Bingo can be a myriad of betting numbers, game cards and luck, but if you adopt a systematic approach to the game you can give yourself a better than average chance of winning. While it’s never possible to say that you can guarantee a profit when you play, it is possible to use mathematics to uncover an interesting pattern present in every game of bingo.
Joseph E. Granville was the first person to spot a potential aspect of the game which a player could use to their advantage when choosing their game card. The crux of Granville’s theory centres on the population average of a game and the number of balls in play.
After using his mathematical savvy to assess the game of bingo, Granville discovered that the population (in this case the numbers shown on a game’s master board) usually has an average similar to half the number of balls in play.
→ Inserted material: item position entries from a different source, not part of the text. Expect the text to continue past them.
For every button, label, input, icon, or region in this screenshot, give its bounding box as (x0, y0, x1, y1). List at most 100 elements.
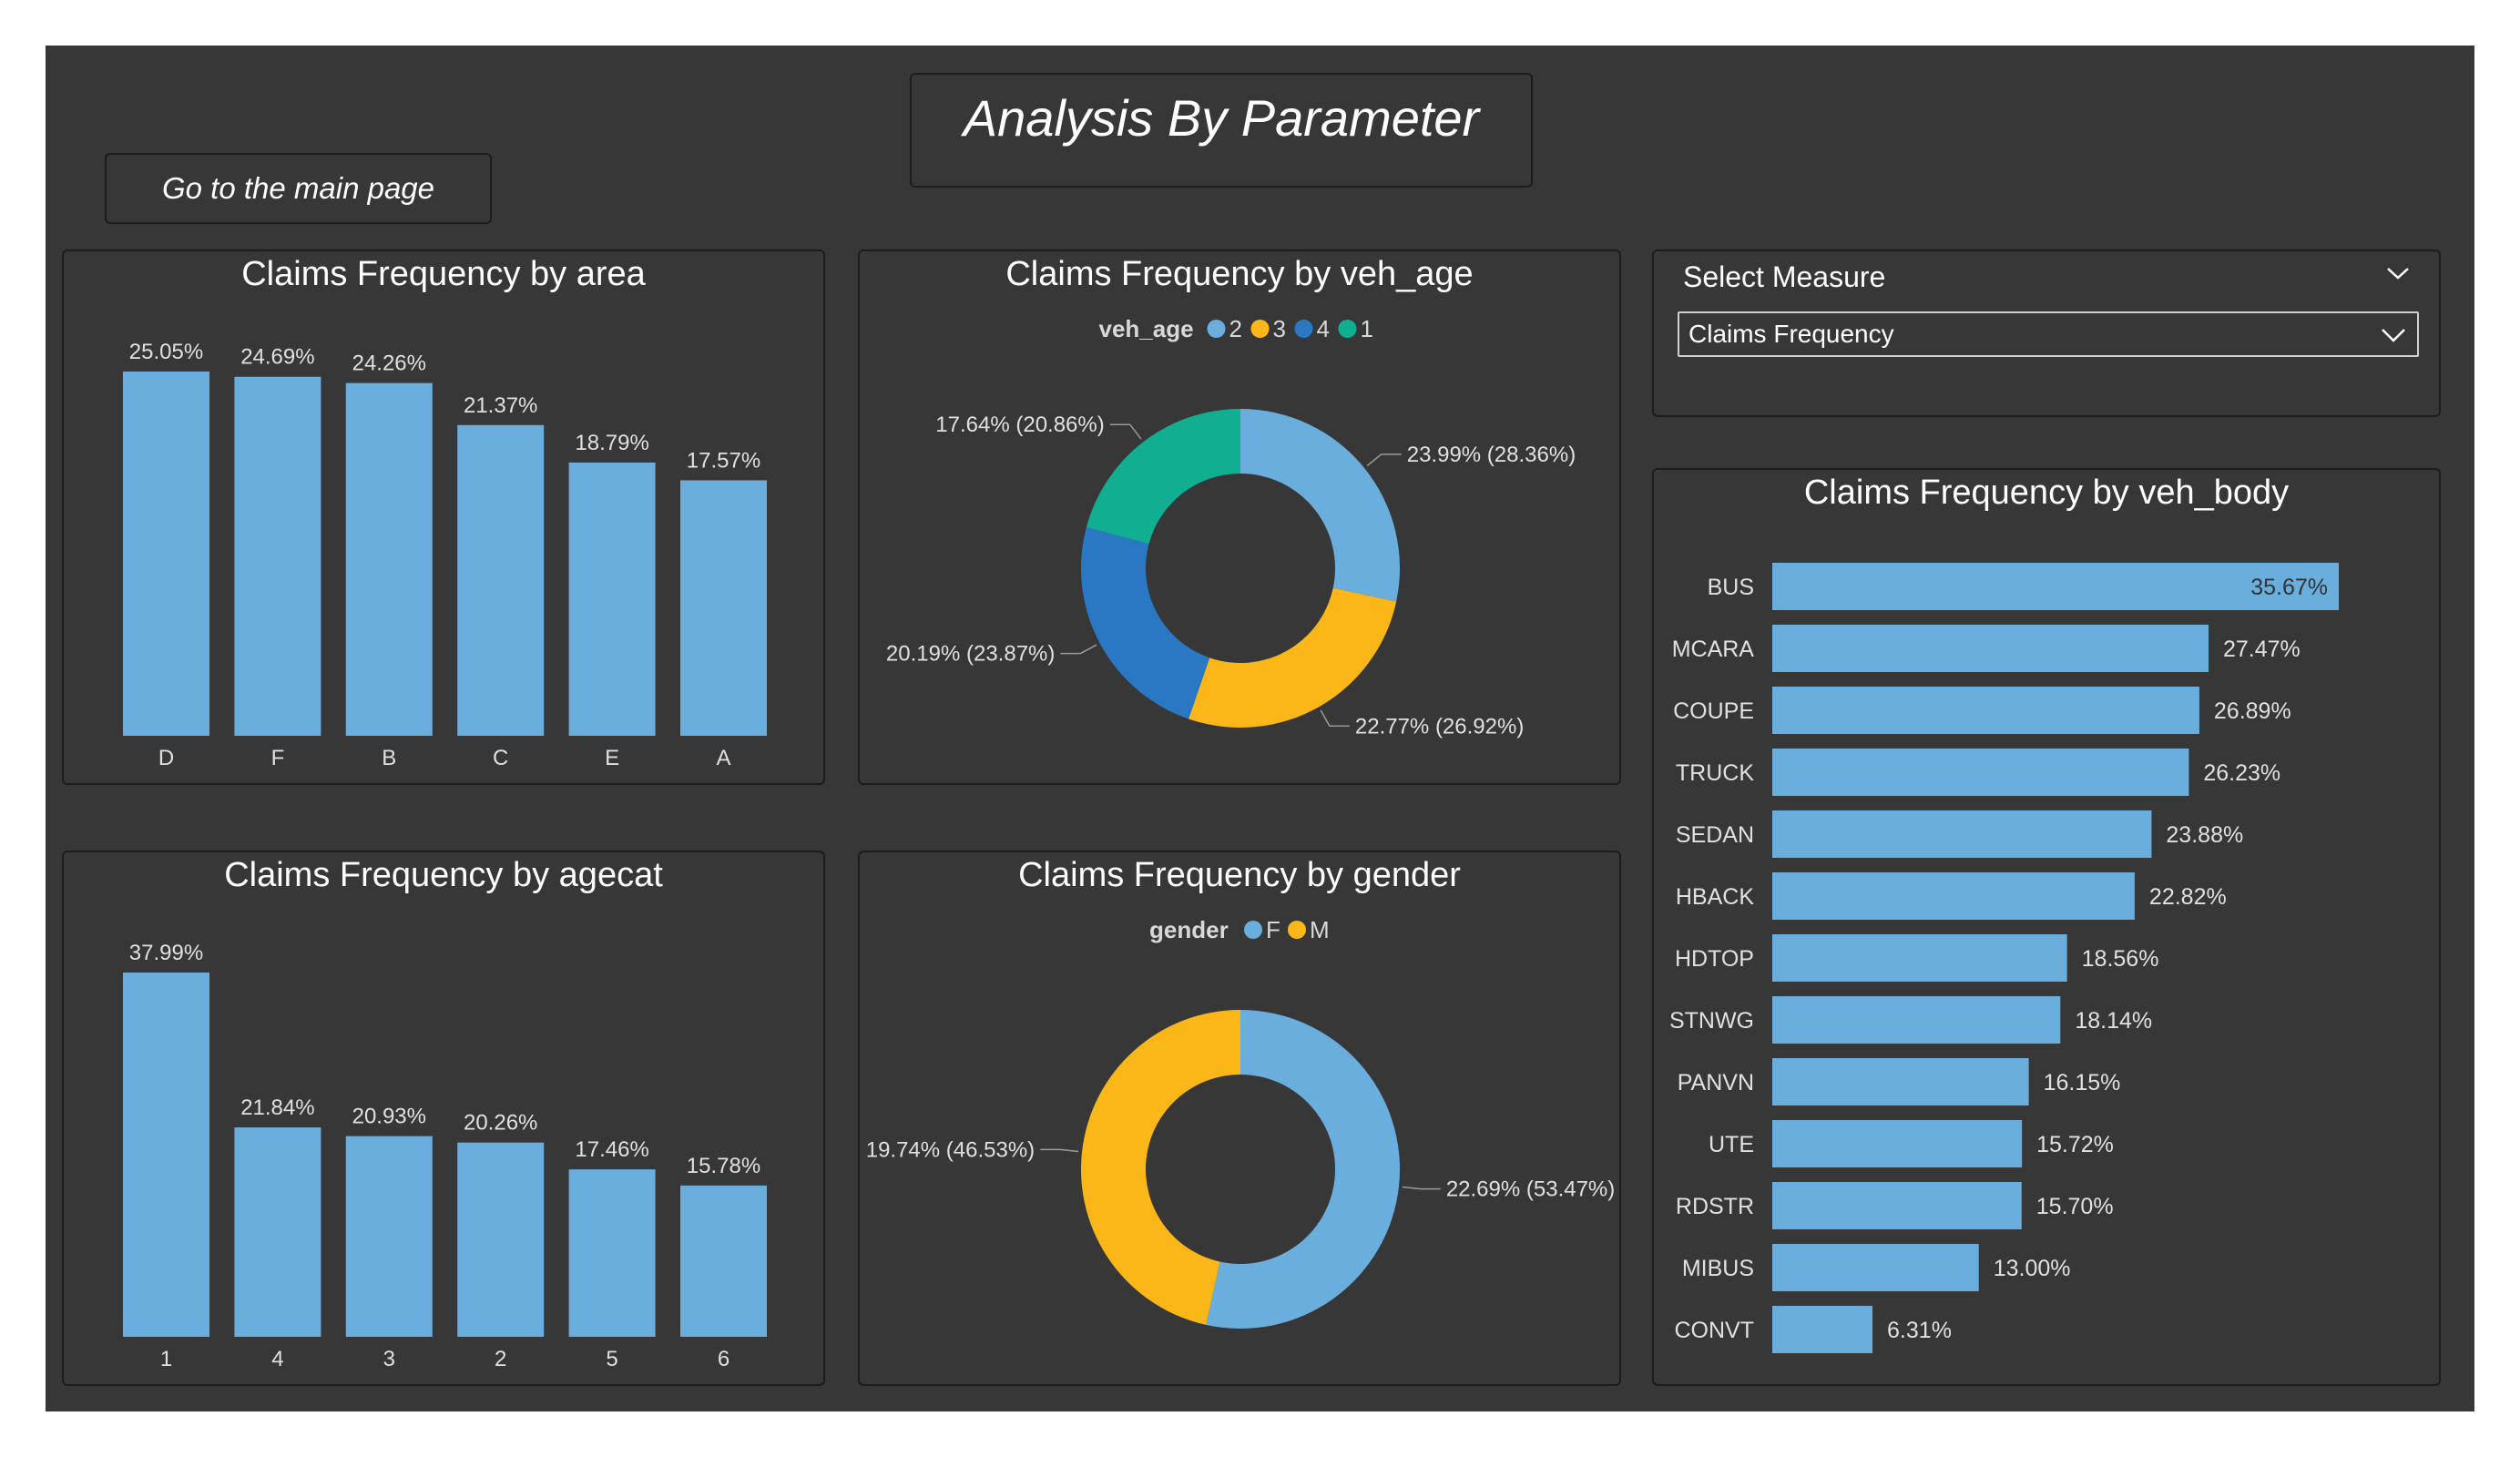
agecat-tick-label: 6 (718, 1347, 729, 1371)
veh-body-data-label: 15.70% (2036, 1194, 2114, 1219)
veh-age-legend-marker (1250, 320, 1270, 338)
area-tick-label: B (382, 746, 396, 770)
gender-data-label: 22.69% (53.47%) (1446, 1177, 1615, 1202)
gender-leader-line (1040, 1148, 1079, 1153)
chevron-down-icon[interactable] (2386, 264, 2410, 282)
veh-age-leader-line (1366, 453, 1402, 467)
chart-title-veh-body: Claims Frequency by veh_body (1803, 474, 2290, 512)
veh-body-data-label: 15.72% (2036, 1132, 2114, 1157)
veh-age-legend-marker (1207, 320, 1226, 338)
agecat-tick-label: 5 (606, 1347, 617, 1371)
measure-dropdown[interactable]: Claims Frequency (1678, 311, 2419, 357)
veh-body-bar[interactable] (1772, 1182, 2022, 1229)
veh-body-bar[interactable] (1772, 810, 2152, 858)
veh-body-data-label: 18.14% (2075, 1008, 2152, 1034)
panel-area: Claims Frequency by area 25.05% D 24.69% F 2… (62, 250, 825, 785)
veh-age-legend-label[interactable]: 3 (1273, 315, 1286, 342)
area-tick-label: F (271, 746, 285, 770)
veh-body-bar[interactable] (1772, 1244, 1979, 1291)
area-data-label: 18.79% (575, 431, 648, 455)
agecat-bar[interactable] (123, 973, 209, 1337)
veh-body-bar[interactable] (1772, 563, 2339, 610)
veh-body-data-label: 27.47% (2223, 637, 2301, 662)
gender-slice[interactable] (1080, 1010, 1240, 1325)
area-bar[interactable] (234, 376, 321, 736)
area-bar[interactable] (680, 480, 767, 736)
area-tick-label: C (493, 746, 508, 770)
area-data-label: 24.69% (240, 345, 314, 370)
agecat-data-label: 37.99% (129, 941, 203, 965)
veh-age-legend-label[interactable]: 1 (1361, 315, 1373, 342)
agecat-bar[interactable] (457, 1142, 545, 1337)
agecat-bar[interactable] (568, 1169, 656, 1337)
page-title: Analysis By Parameter (963, 89, 1480, 147)
veh-body-bar[interactable] (1772, 749, 2189, 796)
agecat-bar[interactable] (234, 1127, 321, 1337)
veh-age-data-label: 22.77% (26.92%) (1355, 714, 1524, 739)
veh-body-bar[interactable] (1772, 996, 2061, 1044)
veh-body-data-label: 13.00% (1994, 1256, 2071, 1281)
veh-age-slice[interactable] (1086, 409, 1240, 545)
gender-leader-line (1402, 1186, 1441, 1190)
chart-title-gender: Claims Frequency by gender (1018, 856, 1461, 894)
veh-age-data-label: 17.64% (20.86%) (935, 413, 1104, 437)
agecat-data-label: 20.26% (464, 1111, 537, 1136)
veh-body-tick-label: TRUCK (1676, 760, 1754, 786)
chart-title-area: Claims Frequency by area (241, 255, 646, 293)
panel-veh-age: Claims Frequency by veh_age veh_age 2 3 4 1 2… (858, 250, 1621, 785)
gender-slice[interactable] (1206, 1010, 1400, 1329)
dashboard-canvas: Analysis By Parameter Go to the main pag… (46, 46, 2474, 1411)
agecat-bar[interactable] (680, 1185, 767, 1337)
veh-age-slice[interactable] (1189, 587, 1397, 728)
chart-title-veh-age: Claims Frequency by veh_age (1005, 255, 1474, 293)
veh-body-bar[interactable] (1772, 872, 2135, 920)
panel-veh-body: Claims Frequency by veh_body BUS 35.67% MC… (1652, 468, 2441, 1386)
gender-legend-label[interactable]: F (1266, 916, 1280, 943)
area-data-label: 25.05% (129, 340, 203, 364)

This assumption is based on L.H.C. Tippet‘s statement that, “As a random sample is increased in size, it gives a result that comes closer and closer to the population value.”
In the case of bingo, this means that the average of the population will move closer to a figure that represents half the total number of balls in play. Thus, if there are 70 balls in a game then the population average will gradually converge on 35. Similarly, if there are 90 balls in play then the average of the population will slowly move towards 45.
This information is significant because it suggests that if you can choose a game card where the average is close to 35 (70 ball game) or 45 (90 ball game), then you have more chance of winning free bingo without deposit. While many will assume that the balls appear at random, there is a discernible pattern that you can use to your advantage. Although this method won’t guarantee you a profit, it will give you a more systematic way of choosing your game cards. Moreover, this will give you a better than average chance of making money when you sit down to play bingo.